The decision of the ECtHR cannot be considered as supporting the post-coup measures taken by the Government. The decision is solely focused on the availability and effectiveness of the domestic remedies. The ultimate assessment will be carried out in the wake of a review of the cases brought by the victims before TCC. Yet, subsequent to the attempted coup, according to a statement by the Chief Justice of the TCC on 17th of October 2016, the Court has received more than 40.000 new individual application, more than the total number of applications received by the Court in the last two years. It must be noted that the TCC received roughly 20.000 applications on a yearly basis before 15th of July, and last year it could only handle 15.713 applications which already fell short of the required work load.
Another challenge before the TCC will be the execution of the possible judgments rendered by the Court. So far, there has been no supervision of execution of the judgments and administrative and judicial organs are reluctant to follow precedents. A probable intentional unwillingness may affect the approach of the ECtHR taken in the Mercan v. Turkey decision in the future.

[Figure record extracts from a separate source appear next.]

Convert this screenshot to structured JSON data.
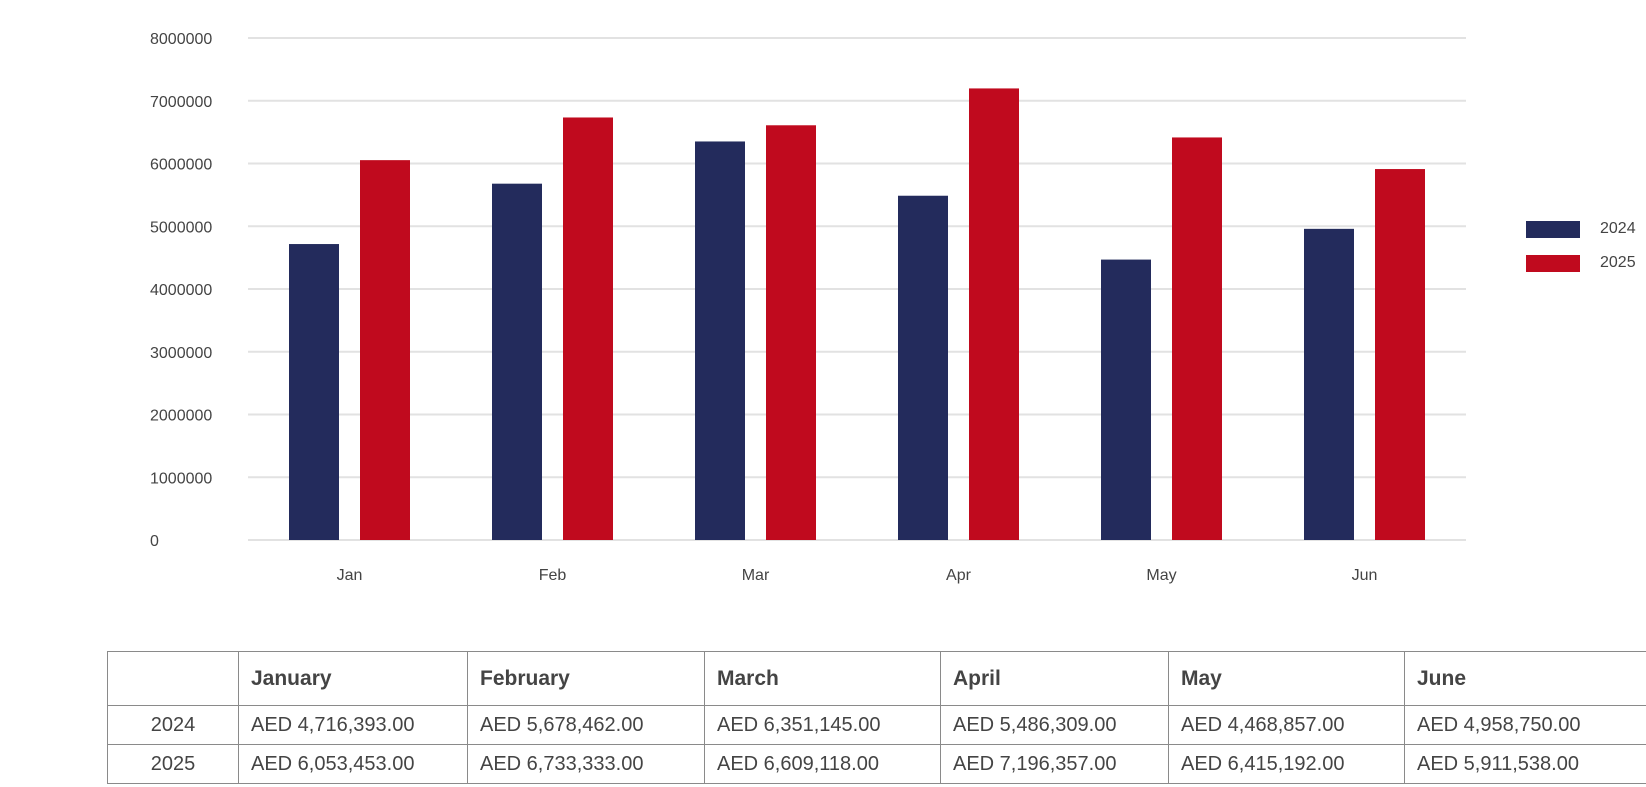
{
  "chart_data": {
    "type": "bar",
    "categories": [
      "Jan",
      "Feb",
      "Mar",
      "Apr",
      "May",
      "Jun"
    ],
    "series": [
      {
        "name": "2024",
        "color": "#232b5c",
        "values": [
          4716393,
          5678462,
          6351145,
          5486309,
          4468857,
          4958750
        ]
      },
      {
        "name": "2025",
        "color": "#c00a1e",
        "values": [
          6053453,
          6733333,
          6609118,
          7196357,
          6415192,
          5911538
        ]
      }
    ],
    "yticks": [
      "0",
      "1000000",
      "2000000",
      "3000000",
      "4000000",
      "5000000",
      "6000000",
      "7000000",
      "8000000"
    ],
    "ylim": [
      0,
      8000000
    ],
    "grid": true,
    "legend_position": "right"
  },
  "table": {
    "headers": [
      "",
      "January",
      "February",
      "March",
      "April",
      "May",
      "June"
    ],
    "rows": [
      {
        "year": "2024",
        "cells": [
          "AED 4,716,393.00",
          "AED 5,678,462.00",
          "AED 6,351,145.00",
          "AED 5,486,309.00",
          "AED 4,468,857.00",
          "AED 4,958,750.00"
        ]
      },
      {
        "year": "2025",
        "cells": [
          "AED 6,053,453.00",
          "AED 6,733,333.00",
          "AED 6,609,118.00",
          "AED 7,196,357.00",
          "AED 6,415,192.00",
          "AED 5,911,538.00"
        ]
      }
    ]
  }
}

Last but not least, for the first time in Turkey, civil servants, judges and prosecutors were dismissed by the means of Decree-Laws which cannot be subject to judicial review according to Article 148 of the Turkish Constitution. Nevertheless, the TCC is only incompetent to review the constitutionality of the Decree-Laws themselves, not their implementation. Violations arising from the implementation of the decree-laws can be examined by the TCC through the individual application process. However, as yet, this means has not been confirmed as an effective remedy by a judgment of the Court. In the meantime surprisingly the Council of State delivered two judgments on 4th of October 2016 concerning dismissals by the decree-laws which stipulates the competence of local administrative courts on dismissals and referred the cases to local courts. These judgments have intensified the confusion among the jurists about the legal remedies that have to be exhausted before an individual application to the TCC. Hopefully, as the memorandum of the COE Commissioner for Human Rights pointed out, according to the Chief Justice of the TCC the Court will decide on applications submitted after 15th of July very soon. Until then, the question which legal remedies for alleged violations are available and how effective the individual application process after the attempted coup will be, is left unanswered.